Les Liaisons dangereuses/Lettre 47

La bibliothèque libre.
Sauter à la navigation Sauter à la recherche
J Rozez (volume 1p. 146-149).


Lettre XLVII

Du Vicomte de Valmont à la Marquise de Merteuil

Je ne vous verrai pas encore aujourd’hui, ma belle amie, & voici mes raisons, que je vous prie de recevoir avec indulgence.

Au lieu de revenir hier directement, je me suis arrêté chez la comtesse de, dont le château se trouvait presque sur ma route, & à qui j’ai demandé à dîner. Je ne suis arrivé à Paris que vers les sept heures, & je suis descendu à l’Opéra, où j’espérais que vous pourriez être.

L’opéra fini, j’ai été revoir mes amies du foyer ; j’y ai retrouvé mon ancienne Émilie, entourée d’une cour nombreuse, tant en femmes qu’en hommes, à qui elle donnait à souper le soir même à P… Je ne fus pas plutôt entré dans ce cercle, que je fus prié du souper, par acclamation. Je le fus aussi par une petite figure grosse & courte, qui me baragouina une invitation en français de Hollande, & que je reconnus pour le véritable héros de la fête.

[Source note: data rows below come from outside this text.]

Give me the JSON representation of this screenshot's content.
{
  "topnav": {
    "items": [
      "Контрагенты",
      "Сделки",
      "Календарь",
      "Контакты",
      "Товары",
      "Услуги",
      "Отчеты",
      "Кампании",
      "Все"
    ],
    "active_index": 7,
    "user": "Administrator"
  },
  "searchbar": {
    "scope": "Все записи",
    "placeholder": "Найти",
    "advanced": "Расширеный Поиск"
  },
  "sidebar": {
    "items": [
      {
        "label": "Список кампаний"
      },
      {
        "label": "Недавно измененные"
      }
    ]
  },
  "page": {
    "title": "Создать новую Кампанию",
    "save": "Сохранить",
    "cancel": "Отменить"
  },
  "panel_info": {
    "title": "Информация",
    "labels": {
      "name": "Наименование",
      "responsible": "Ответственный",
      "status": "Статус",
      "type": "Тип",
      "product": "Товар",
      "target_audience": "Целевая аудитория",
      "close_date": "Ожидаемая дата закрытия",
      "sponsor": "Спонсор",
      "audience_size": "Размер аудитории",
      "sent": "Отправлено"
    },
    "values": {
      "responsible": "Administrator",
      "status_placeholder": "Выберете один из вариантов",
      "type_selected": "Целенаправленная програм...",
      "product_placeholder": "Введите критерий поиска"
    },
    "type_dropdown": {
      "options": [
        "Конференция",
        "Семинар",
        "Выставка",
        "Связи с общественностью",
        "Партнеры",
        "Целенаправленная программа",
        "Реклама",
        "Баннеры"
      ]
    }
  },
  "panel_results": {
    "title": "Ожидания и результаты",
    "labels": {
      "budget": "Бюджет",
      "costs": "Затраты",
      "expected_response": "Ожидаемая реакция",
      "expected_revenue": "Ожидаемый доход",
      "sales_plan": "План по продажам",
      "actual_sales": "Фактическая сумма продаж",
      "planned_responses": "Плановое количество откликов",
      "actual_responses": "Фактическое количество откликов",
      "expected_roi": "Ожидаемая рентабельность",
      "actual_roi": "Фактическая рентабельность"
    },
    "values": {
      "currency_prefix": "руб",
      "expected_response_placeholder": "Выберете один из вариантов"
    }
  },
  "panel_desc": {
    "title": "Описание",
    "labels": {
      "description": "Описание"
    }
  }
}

J’acceptai.

J’appris, dans ma route, que la maison où nous allions était le prix convenu des bontés d’Émilie pour cette figure grotesque, & que ce souper était un véritable repas de noce. Le petit homme ne se possédait pas de joie, dans l’attente du bonheur dont il allait jouir ; il m’en parut si satisfait, qu’il me donna envie de le troubler ; ce que je fis en effet.

La seule difficulté que j’éprouvai fut de décider Émilie, que la richesse du bourgmestre rendait un peu scrupuleuse. Elle se prêta pourtant, après quelques façons, au projet que je donnai, de remplir de vin ce petit tonneau à bière, & de le mettre ainsi hors de combat pour toute la nuit.

L’idée sublime que nous nous étions formée d’un buveur Hollandais, nous fit employer tous les moyens connus. Nous réussîmes si bien, qu’au dessert il n’avait déjà plus la force de tenir son verre : mais la secourable Émilie & moi l’entonnions à qui mieux mieux. Enfin, il tomba sous la table, dans une ivresse telle, qu’elle doit au moins durer huit jours. Nous nous décidâmes alors à le renvoyer à Paris ; & comme il n’avait pas gardé sa voiture, je le fis charger dans la mienne, & je restai à sa place. Je reçus ensuite les compliments de l’assemblée, qui se retira bientôt après, & me laissa maître du champ de bataille. Cette gaieté, & peut-être ma longue retraite, m’ont fait trouver Émilie si désirable, que je lui ai promis de rester avec elle jusqu’à la résurrection du Hollandais.

Cette complaisance de ma part est le prix de celle qu’elle vient d’avoir, de me servir de pupitre pour écrire à ma belle dévote, à qui j’ai trouvé plaisant d’envoyer une lettre écrite du lit & presque dans les bras d’une fille, interrompue même pour une infidélité complète, & dans laquelle je lui rendis un compte exact de ma situation & de ma conduite. Émilie, qui a lu l’épître, en a ri comme une folle, & j’espère que vous en rirez aussi.

Comme il faut que ma lettre soit timbrée de Paris, je vous l’envoie ; je la laisse ouverte. Vous voudrez bien la lire, la cacheter, & la faire mettre à la poste. Surtout n’allez pas vous servir de votre cachet, ni même d’aucun emblème amoureux ; une tête seulement. Adieu, ma belle amie.

Je rouvre ma lettre ; j’ai décidé Émilie à aller aux Italiens… Je profiterai de ce temps pour aller vous voir. Je serai chez vous à six heures au plus tard ; & si cela vous convient, nous irons ensemble sur les sept heures chez Mme de Volanges. Il sera décent que je ne diffère pas l’invitation que j’ai à lui faire de la part de Mme de Rosemonde ; de plus, je serai bien aise de voir la petite Volanges.

Adieu, la très belle dame. Je veux avoir tant de plaisir à vous embrasser que le chevalier puisse en être jaloux.